O que fez você querer se assinar com este projeto?

Inicialmente fiquei atraída pela palavra “culto”, porque sempre fui realmente fascinada – acho que todos nós somos. Todos nós imaginamos como você pode se envolver em algo que parece tão extremo, sabe? Eu assisti a todos os documentários da Cientologia e visitei a Igreja Fundamentalista de Jesus Cristo dos Santos dos Últimos Dias, eu sempre estou interessada nesses valores extremos da sociedade. Então, em uma das primeiras audições, tive que interpretar Rachel Koresh. Vi uma foto dela e não pude ignorá-la. Ela era tão forte e estoica e imaginar o que essa mulher passou foi realmente o que me fez querer contar sua história.

E então temos a Supergirl! Quando se trata de decisões cotidianas, às vezes você pensa em sua personagem e o que ela faria?

Não necessariamente, porque acho que ela vive por um código moral e ideais que são inalcançáveis. Ela é tão otimista e eu simplesmente não posso ser isso o tempo todo. Mas muita da força para desempenhar essa parte se encaixa em meu cotidiano, de maneiras que eu nem percebo. Eu não era calma, antes do trabalho, mas certamente não era de criar atritos e isso se dissolveu e desapareceu. Eu também sinto que esse trabalho realmente me deu um impulso para me defender de maneiras que eu nunca teria tido a coragem de fazer antes.

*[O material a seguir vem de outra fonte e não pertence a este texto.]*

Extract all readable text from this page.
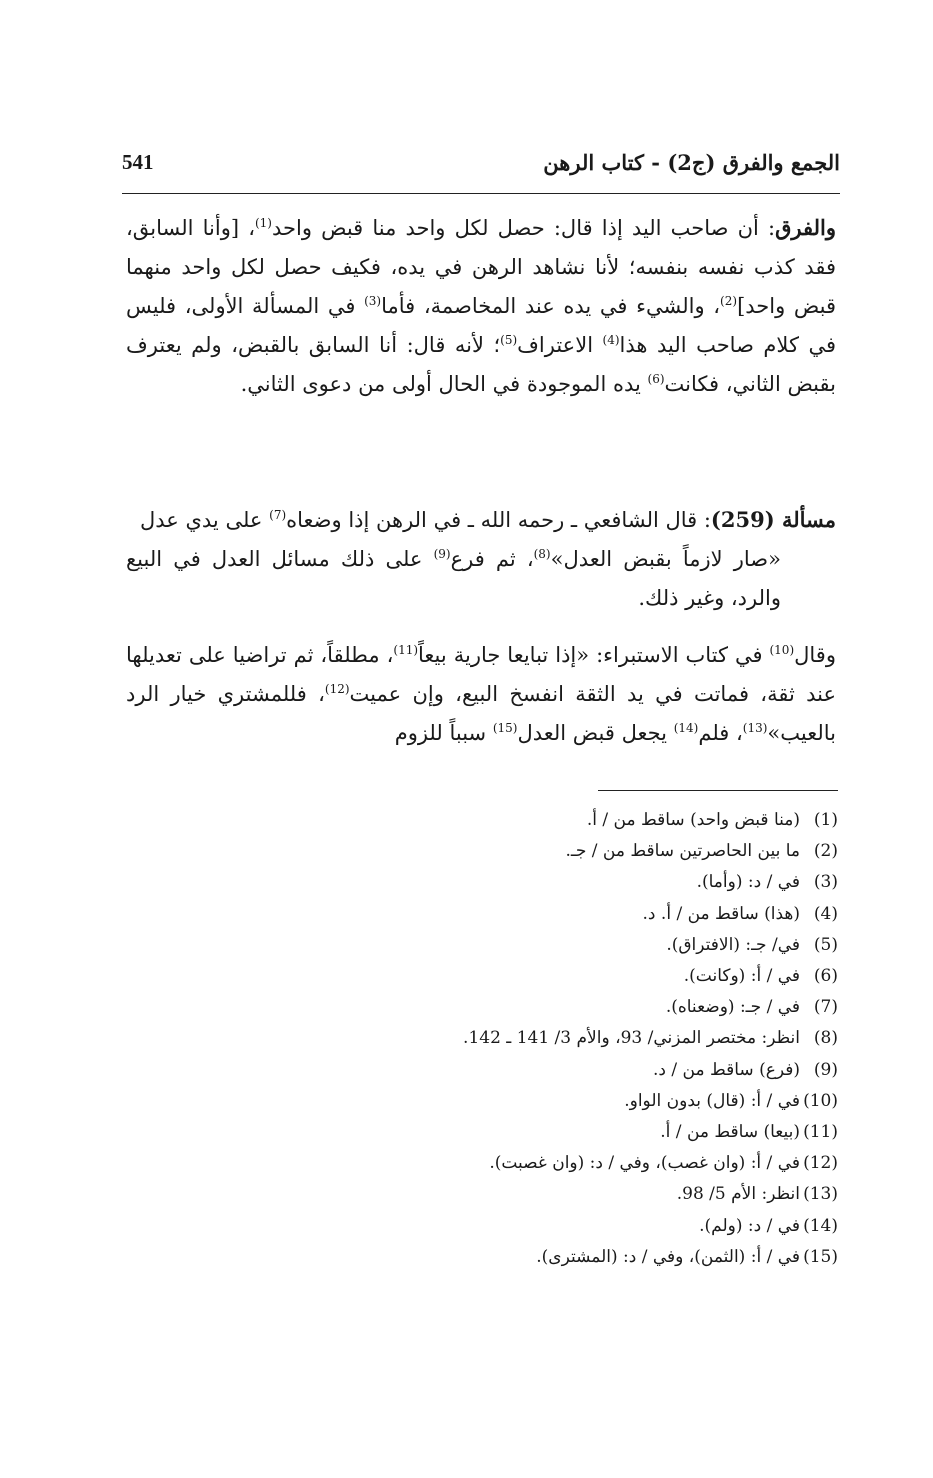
الجمع والفرق (ج2) - كتاب الرهن
541
والفرق: أن صاحب اليد إذا قال: حصل لكل واحد منا قبض واحد$^{(1)}$، [وأنا السابق، فقد كذب نفسه بنفسه؛ لأنا نشاهد الرهن في يده، فكيف حصل لكل واحد منهما قبض واحد]$^{(2)}$، والشيء في يده عند المخاصمة، فأما$^{(3)}$ في المسألة الأولى، فليس في كلام صاحب اليد هذا$^{(4)}$ الاعتراف$^{(5)}$؛ لأنه قال: أنا السابق بالقبض، ولم يعترف بقبض الثاني، فكانت$^{(6)}$ يده الموجودة في الحال أولى من دعوى الثاني.
مسألة (259): قال الشافعي ـ رحمه الله ـ في الرهن إذا وضعاه$^{(7)}$ على يدي عدل
«صار لازماً بقبض العدل»$^{(8)}$، ثم فرع$^{(9)}$ على ذلك مسائل العدل في البيع والرد، وغير ذلك.
وقال$^{(10)}$ في كتاب الاستبراء: «إذا تبايعا جارية بيعاً$^{(11)}$، مطلقاً، ثم تراضيا على تعديلها عند ثقة، فماتت في يد الثقة انفسخ البيع، وإن عميت$^{(12)}$، فللمشتري خيار الرد بالعيب»$^{(13)}$، فلم$^{(14)}$ يجعل قبض العدل$^{(15)}$ سبباً للزوم
(1)(منا قبض واحد) ساقط من / أ.
(2)ما بين الحاصرتين ساقط من / جـ.
(3)في / د: (وأما).
(4)(هذا) ساقط من / أ. د.
(5)في/ جـ: (الافتراق).
(6)في / أ: (وكانت).
(7)في / جـ: (وضعناه).
(8)انظر: مختصر المزني/ 93، والأم 3/ 141 ـ 142.
(9)(فرع) ساقط من / د.
(10)في / أ: (قال) بدون الواو.
(11)(بيعا) ساقط من / أ.
(12)في / أ: (وان غصب)، وفي / د: (وان غصبت).
(13)انظر: الأم 5/ 98.
(14)في / د: (ولم).
(15)في / أ: (الثمن)، وفي / د: (المشترى).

Você tem sido bastante aberta sobre sua ansiedade e transtornos mentais em geral. Como você encontra o equilíbrio com isso, sendo uma pessoa pública?

Isso é algo que eu ainda não sei como lidar ainda, porque sou introvertida de uma maneira extrovertida. A ansiedade está em dias como hoje, quando estou na correria fazendo conferência de imprensa, falando como Melissa e não como uma personagem. Às vezes me faltam palavras e eu meio que fecho de volta minha concha, e esse aperto no peito está sempre lá. Mas é bom ter um pouco de medo e se forçar a sair para fora de sua zona de conforto. Dito isto, estar naquela posição pública onde as pessoas estão olhando para você, você tem que ser corajoso e destemido para se colocar para o lado assim, a menos que você seja o tipo de pessoa que gosta disso. E também conheço pessoas assim.

Você é caseira também?

Eu sou um ermitã. O dia dos meus sonhos seria acordar com calma, fazer palavras cruzadas no meu café da manhã, fazer um suco verde ou um smoothie e ficar em casa o dia todo. Teve dias em que eu listei todas as coisas que eu precisava, incluindo controles do Nintendo Switch que acabei de comprar. Então, meu mensageiro teve que ir ao GameStop e me comprar um controle do Nintendo Switch, porque simplesmente não conseguia sair do sofá.

Qual o seu superpoder na vida real?

Eu não sei se eu sou muito boa em alguma coisa (risos). Eu acho que sou muito boa no Mario Kart. Mas esse não é um superpoder. Eu leio rápido? Eu poderia ser… eu falo com cães. Os cães gostam muito de mim. Talvez nem todos os cães, mas todos os cães que tive o prazer de conhecer um pouco melhor do que apenas acariciá-los na rua.